The issue I have is that the scene does not exist in a 3D app. 70% of the scene objects are instances created straight in BJS. So I will need to work from there.

I haven’t done this, but you might be able to export the scene to a glTF and open it in Blender to use for an environment bake. It’s hard to predict the level of success here based on the glTF spec. But it may be possible.

I will mark the above as a solution (since it is one and there’s no single solution to it). I will however try a different approach. Fact is my scene is not final and won’t be before a while. I can’t imagine going through the process of exporting to GLTF (if it works at all with my peculiar assembly of obj sources and heavy reworking in BJS), open in blender, bake the env…
As you say, I do not need a 1:1 and no, I have no chrome-like materials or mirror-like materials so, yes, shapes, colors and sources of light are basically what counts.
So, I’m gonna take a much more ‘graphic designer’ orientated route for this.
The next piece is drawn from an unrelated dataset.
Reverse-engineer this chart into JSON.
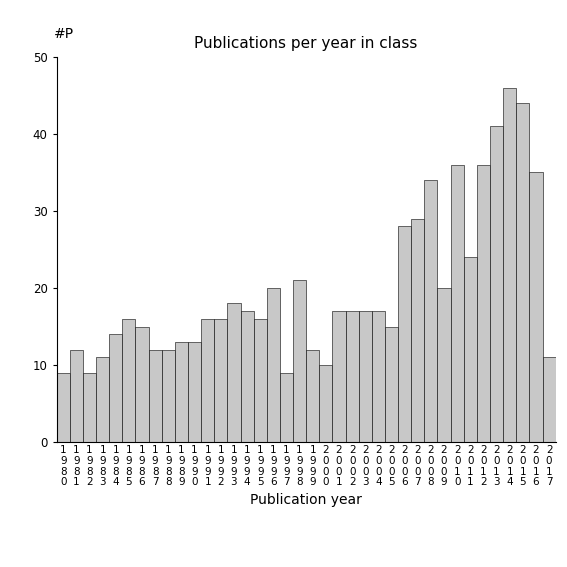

I will simply create a camera (likely orthographic) and take shots of the 6 tiles to create a skybox. Once with a dummy env. and once with the external skybox env. Blend both in PSD, make some mask painting and create a new env from there. And will see how this goes… I will post the results here. Hopefully, it will do the trick. Else, making this attempt will by any means not take me all too much time. And repeating the process following an update should be quite fast. So, we’ll see…
In any case, thanks a lot for sharing your invaluable expertise again.